As the “year” for stage managers continues, we are creating town halls in which we connect with people outside of our field to advocate for what we need and find synchronicity in our expectations of the performing arts of tomorrow. We are learning from each other how our skill set translates to other industries. We are orchestrating letter-writing campaigns, asking institutions to change how they hire stage managers, and demanding producers credit us along with our collaborators. We are ensuring our community is safe from inappropriate pandemic-related responsibilities as we slowly, but most certainly, return to rehearsal studios and theatres. We are dedicated to protecting new stage managers from the abuse of unpaid gigs and misleading internships. We are committed to making five-day rehearsal weeks possible and learning how to tech without ten-out-of-twelves. We are trying to listen to each other for understanding and in turn be more inclusive of all experiences in our community. For some participants, we simply remain a dependable institution—a beacon of hope at the end of the COVID-19 tunnel and a partner in the dark as we find our way through. And, hopefully, the education we are affording one another will get us closer to defining our work.
It is not lost on the Year of the Stage Manager community that the upcoming elections in the United States have everything to do with our industry’s recovery and our commitment to social justice. Many stage managers are working on political campaigns across the country. Some are organizing, hosting Zoom events, and managing phone banking. Some are even running for office, while others are volunteering their time to get people registered and writing postcards to combat voter suppression. As a group, Year of the Stage Manager is getting people connected with programs and efforts so they can get involved, stay active, and remain diligent. We are holding events to call people in who have time to give but are overwhelmed by the possibilities. We are aware we might need each other more than even in the election aftermath and that it will be easier to activate a group of several thousand people if we remain alert and connected.

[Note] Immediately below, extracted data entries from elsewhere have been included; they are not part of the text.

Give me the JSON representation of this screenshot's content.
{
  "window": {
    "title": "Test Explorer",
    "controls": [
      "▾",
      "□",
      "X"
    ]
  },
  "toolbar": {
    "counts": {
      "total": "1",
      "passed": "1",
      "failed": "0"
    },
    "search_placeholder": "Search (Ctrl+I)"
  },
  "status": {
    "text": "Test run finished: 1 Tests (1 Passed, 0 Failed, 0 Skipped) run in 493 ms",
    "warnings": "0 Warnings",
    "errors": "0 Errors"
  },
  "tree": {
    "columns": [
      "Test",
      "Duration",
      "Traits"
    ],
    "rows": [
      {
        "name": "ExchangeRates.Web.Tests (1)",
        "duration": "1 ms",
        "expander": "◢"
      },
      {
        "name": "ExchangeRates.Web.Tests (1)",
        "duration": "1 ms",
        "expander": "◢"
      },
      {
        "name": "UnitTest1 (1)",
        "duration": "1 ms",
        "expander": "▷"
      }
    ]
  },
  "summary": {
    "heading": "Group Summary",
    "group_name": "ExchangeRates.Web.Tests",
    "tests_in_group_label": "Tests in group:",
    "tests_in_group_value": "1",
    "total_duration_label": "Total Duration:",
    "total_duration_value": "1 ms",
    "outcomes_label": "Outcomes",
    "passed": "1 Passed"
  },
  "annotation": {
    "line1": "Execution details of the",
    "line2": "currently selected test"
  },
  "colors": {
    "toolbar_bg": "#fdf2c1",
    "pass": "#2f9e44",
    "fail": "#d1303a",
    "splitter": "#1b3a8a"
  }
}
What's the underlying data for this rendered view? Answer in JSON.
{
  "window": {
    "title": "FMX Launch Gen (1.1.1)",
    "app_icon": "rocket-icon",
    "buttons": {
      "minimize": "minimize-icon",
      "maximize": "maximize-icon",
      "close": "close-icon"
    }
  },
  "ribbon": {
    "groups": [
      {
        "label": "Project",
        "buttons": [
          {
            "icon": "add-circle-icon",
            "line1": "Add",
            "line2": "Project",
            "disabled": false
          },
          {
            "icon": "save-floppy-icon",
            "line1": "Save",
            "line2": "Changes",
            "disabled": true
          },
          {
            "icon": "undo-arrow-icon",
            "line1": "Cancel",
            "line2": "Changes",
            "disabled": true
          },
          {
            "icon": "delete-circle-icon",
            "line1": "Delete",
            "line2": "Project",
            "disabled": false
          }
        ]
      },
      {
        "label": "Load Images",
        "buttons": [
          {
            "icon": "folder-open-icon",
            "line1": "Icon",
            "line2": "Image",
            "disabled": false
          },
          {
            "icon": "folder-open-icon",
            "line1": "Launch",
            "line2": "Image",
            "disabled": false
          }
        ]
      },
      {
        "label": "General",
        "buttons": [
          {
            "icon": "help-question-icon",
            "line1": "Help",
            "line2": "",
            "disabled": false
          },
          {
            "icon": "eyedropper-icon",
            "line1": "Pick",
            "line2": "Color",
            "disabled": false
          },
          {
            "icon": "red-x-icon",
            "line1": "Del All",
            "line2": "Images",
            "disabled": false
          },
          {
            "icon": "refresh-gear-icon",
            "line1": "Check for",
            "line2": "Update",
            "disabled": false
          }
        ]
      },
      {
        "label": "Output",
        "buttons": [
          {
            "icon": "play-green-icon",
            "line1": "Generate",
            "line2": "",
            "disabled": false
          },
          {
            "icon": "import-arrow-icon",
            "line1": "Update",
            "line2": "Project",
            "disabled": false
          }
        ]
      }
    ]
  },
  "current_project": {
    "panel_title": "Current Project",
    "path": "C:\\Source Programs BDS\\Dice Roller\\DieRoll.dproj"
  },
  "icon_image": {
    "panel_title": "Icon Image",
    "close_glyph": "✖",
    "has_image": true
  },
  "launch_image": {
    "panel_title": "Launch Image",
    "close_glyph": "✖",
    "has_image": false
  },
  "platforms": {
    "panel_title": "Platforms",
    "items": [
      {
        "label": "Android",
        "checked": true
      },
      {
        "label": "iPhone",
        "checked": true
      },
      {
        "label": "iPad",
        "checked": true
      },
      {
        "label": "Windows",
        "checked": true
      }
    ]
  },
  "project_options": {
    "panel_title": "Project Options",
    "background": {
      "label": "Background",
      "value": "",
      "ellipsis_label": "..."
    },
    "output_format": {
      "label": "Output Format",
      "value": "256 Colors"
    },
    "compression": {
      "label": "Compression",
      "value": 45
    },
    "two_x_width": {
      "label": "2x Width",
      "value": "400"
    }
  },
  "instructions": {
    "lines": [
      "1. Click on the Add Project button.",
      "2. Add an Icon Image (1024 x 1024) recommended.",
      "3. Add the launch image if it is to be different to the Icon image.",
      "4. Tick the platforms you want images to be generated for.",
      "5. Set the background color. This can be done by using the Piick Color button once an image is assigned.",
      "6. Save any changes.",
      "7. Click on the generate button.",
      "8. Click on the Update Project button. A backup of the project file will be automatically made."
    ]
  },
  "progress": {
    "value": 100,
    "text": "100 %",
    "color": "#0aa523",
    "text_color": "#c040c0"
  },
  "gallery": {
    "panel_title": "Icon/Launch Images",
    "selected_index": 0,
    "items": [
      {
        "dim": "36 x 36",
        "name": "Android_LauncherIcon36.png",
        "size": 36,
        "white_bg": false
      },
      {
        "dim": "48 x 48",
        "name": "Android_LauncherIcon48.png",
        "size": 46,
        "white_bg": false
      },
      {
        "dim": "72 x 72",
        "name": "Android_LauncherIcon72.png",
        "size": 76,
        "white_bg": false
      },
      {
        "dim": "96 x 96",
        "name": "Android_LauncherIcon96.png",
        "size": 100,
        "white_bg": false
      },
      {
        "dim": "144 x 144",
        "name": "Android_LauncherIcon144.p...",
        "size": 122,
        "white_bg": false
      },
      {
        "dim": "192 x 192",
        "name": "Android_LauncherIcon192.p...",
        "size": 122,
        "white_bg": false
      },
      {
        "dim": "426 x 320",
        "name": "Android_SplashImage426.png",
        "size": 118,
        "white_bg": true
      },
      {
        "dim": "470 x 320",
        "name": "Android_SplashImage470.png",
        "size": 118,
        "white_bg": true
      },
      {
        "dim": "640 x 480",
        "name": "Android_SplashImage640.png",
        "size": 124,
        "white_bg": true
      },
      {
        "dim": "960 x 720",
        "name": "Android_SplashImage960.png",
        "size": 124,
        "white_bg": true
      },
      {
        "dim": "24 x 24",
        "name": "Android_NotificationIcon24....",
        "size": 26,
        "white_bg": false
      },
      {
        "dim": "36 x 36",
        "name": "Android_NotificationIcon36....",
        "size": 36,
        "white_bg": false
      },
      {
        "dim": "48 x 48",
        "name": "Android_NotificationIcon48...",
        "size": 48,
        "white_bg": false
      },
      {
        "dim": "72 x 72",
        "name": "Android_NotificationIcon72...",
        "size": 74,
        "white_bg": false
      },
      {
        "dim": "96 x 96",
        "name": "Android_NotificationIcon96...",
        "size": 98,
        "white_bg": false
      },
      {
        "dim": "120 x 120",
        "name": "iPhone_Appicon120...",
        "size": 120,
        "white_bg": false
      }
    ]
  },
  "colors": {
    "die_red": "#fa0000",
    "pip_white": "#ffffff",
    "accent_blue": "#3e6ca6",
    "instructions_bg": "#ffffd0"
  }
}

My goal was to grow Year of the Stage Manager to a point at which it was not synonymous with me, so imagine the accomplishment I felt when someone recently asked if I had ever heard of it. What started as an effort to turn the lights up bright on a group of people, to educate colleagues (and ourselves) about what we do, and to celebrate our field has matured into so much more. And we are only halfway there. Although the campaign is the satisfying intersection of my two favorite things—stage managers and community—I want people to one day wonder why it was ever necessary. I hope so much change for stage managers comes from this time that we cannot trace the growth to the catalyst. I want the education and recognition to seep so deeply into the collective consciousness that the need for a visibility campaign is hard to imagine.
As designed, the campaign will eventually come to a close and we will go about our business—yet not business as usual. Nobody can go back to what we knew. And while the Year of the Stage Manager might be complete, we will still have our growth and the fellowship we have found in each other. We will still be there, as constant as the dim radiance of our flashlights, our presence made stronger even though we will have returned to the wings.